Años después, ya cantando yo también desde otra trinchera, supe que sí se puede hacer algo. Por pequeño que parezca, cuenta.
Por eso les hablo hoy de Victoria Franco, mi prima, creadora del Festival Nacional de Coros Infantiles y Juveniles de Atlixco, que este fin de semana celebró su octava edición. Un festival autogestivo, sin reflectores oficiales, pero con la fuerza de un himno colectivo.
Victoria cree que la música puede salvar a los niños, a los adolescentes, a los barrios y hasta a los adultos rotos. A mí, ella y su grupo de los Pequeños y Jóvenes Cantores de Atlixco me arreglaron el alma durante dos años, escuchándolos, viajando y cantando con ellos.
A ella la respaldan decenas de hombres y mujeres que, a lo largo del país, están sembrando paz nota por nota. Como Gilberto Velázquez, director regiomontano que, en medio del caos violento de Monterrey, decidió reunir voces en vez de guardar silencio. Fundó el Festival Internacional Voces por la Paz y dirige hoy la Red Nacional de Coros y Directores de México. Gilberto, como Victoria, cree en una consigna poderosa:
Un niño que canta, no empuña un arma.
Y eso no es metáfora. Es certeza.
En todo México, hay mujeres y hombres levantando proyectos culturales como trincheras de esperanza. Festivales de coros, grupos de teatro, colectivos deportivos. Cada ensayo es un acto de resistencia. Cada canción, una barricada contra el olvido.
Y ahí están los niños y los jóvenes alzando la voz como bandera. Lo escuché hace poco, y se me aguaron los ojos. Cantaban Para la guerra nada, de Marta Gómez; El Necio, de Silvio Rodríguez; y hasta el Baba Yetu, el Padre Nuestro en swahili. Canciones que curan, que conmueven, que siembran.
Las guerras desplazan cuerpos, pero también sueños. Por eso necesitamos más voces, más arte, más comunidad. Y sí, también necesitamos más mujeres opinando, contando, marchando, gritando o simplemente narrando lo que duele. Este no es un tema de geopolítica. Es un tema humano. Y nos toca a todas.
Así que no te rindas. Si conoces un proyecto artístico, apóyalo. Si puedes cantar, canta. Si puedes acompañar, acompaña. La paz no se decreta. Se construye. Y muchas veces… empieza con una canción.

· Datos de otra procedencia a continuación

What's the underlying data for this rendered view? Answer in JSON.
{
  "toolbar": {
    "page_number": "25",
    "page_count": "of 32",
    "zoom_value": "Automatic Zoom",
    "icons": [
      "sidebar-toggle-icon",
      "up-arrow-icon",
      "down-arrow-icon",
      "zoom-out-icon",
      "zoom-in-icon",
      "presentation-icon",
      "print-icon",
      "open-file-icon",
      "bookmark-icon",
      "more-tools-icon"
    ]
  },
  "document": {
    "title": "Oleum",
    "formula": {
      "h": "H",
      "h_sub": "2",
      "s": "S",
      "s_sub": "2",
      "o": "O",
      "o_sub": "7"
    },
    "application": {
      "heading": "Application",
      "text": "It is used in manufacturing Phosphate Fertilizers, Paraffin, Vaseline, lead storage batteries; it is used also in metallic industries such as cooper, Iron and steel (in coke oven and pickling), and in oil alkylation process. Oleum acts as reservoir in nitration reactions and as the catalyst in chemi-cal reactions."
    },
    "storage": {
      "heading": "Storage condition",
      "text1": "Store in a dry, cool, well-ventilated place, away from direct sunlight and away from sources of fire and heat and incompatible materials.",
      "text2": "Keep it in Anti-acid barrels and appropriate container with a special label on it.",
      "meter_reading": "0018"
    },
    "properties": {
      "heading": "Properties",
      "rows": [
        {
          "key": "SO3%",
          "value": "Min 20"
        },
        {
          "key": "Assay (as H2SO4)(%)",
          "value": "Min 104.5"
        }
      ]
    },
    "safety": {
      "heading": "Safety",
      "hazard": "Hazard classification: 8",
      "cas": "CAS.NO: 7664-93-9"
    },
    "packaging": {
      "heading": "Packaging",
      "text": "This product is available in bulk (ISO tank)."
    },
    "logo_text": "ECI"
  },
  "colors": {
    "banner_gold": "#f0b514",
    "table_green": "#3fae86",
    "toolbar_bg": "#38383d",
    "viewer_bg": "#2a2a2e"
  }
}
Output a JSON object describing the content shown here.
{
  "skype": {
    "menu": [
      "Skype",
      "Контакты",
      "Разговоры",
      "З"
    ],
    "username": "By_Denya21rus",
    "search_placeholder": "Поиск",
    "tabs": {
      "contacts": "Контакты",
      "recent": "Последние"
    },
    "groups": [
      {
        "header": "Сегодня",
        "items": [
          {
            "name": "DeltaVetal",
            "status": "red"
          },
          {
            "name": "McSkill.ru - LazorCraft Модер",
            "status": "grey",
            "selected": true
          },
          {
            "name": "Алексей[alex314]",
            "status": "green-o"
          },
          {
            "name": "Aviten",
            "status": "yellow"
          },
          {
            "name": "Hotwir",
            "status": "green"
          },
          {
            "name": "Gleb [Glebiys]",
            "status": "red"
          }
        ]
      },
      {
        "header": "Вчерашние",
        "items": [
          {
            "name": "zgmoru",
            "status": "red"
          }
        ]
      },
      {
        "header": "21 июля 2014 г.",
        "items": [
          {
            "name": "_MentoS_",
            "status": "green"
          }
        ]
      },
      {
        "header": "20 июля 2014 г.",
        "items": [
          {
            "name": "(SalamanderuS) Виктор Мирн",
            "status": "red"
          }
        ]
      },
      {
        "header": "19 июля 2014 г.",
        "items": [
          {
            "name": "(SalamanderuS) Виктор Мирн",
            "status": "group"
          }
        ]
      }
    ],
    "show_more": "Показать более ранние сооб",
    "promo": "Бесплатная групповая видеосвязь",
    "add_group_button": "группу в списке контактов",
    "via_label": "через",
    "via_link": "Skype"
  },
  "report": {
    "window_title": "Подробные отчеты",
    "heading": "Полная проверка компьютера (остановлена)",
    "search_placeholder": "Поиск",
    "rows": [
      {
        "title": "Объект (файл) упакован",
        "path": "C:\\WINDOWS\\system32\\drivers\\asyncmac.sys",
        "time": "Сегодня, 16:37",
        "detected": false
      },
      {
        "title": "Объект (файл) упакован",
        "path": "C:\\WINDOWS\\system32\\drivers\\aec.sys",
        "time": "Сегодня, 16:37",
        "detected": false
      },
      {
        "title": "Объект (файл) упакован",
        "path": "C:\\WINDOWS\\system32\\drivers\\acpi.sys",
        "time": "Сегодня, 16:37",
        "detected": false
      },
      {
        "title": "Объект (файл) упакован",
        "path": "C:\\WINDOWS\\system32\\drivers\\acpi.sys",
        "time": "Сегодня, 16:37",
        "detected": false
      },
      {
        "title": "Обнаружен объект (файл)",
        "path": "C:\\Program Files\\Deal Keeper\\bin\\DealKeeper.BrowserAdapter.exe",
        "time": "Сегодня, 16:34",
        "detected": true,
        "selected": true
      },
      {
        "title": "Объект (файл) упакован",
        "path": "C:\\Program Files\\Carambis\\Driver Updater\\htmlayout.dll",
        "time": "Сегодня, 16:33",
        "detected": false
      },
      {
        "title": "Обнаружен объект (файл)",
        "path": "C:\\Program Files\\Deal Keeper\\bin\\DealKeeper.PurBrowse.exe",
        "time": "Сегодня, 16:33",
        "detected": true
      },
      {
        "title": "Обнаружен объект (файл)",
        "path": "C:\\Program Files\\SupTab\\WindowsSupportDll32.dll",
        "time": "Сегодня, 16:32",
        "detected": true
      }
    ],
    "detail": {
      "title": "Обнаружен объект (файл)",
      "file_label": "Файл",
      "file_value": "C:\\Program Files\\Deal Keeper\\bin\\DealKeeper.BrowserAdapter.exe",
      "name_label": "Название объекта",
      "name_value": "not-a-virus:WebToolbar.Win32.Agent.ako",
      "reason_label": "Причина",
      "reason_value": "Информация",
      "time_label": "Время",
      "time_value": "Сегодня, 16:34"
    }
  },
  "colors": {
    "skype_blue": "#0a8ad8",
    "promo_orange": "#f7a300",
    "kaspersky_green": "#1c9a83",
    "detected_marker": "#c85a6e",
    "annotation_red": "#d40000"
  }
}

Este texto está dedicado a los “locos de amor”, así los llamé una vez a los directores de coros que he conocido en distintos festivales y que viajan a otras ciudades, y hasta otros países, para llevar con su canto banderas de paz:
Para la argentina Verónica Altamirano, el venezolano Behomar Rojas, la cubana Magalys Malleuve, el uruguayo Mario Occhiuzzi, el colombiano Efraín Cortés, la española Eva Ugalde, el nortemericano Anthony Trecek-King y para los mexicanos Guillermo Román, Fátima Andrade, Israel Torija, Jesús Hidalgo, Lourdes Martínez, David Arontes, Andrés Gastelum y muchas, muchas voces más que me enseñaron que para gritar ¡paz!… también se puede cantar.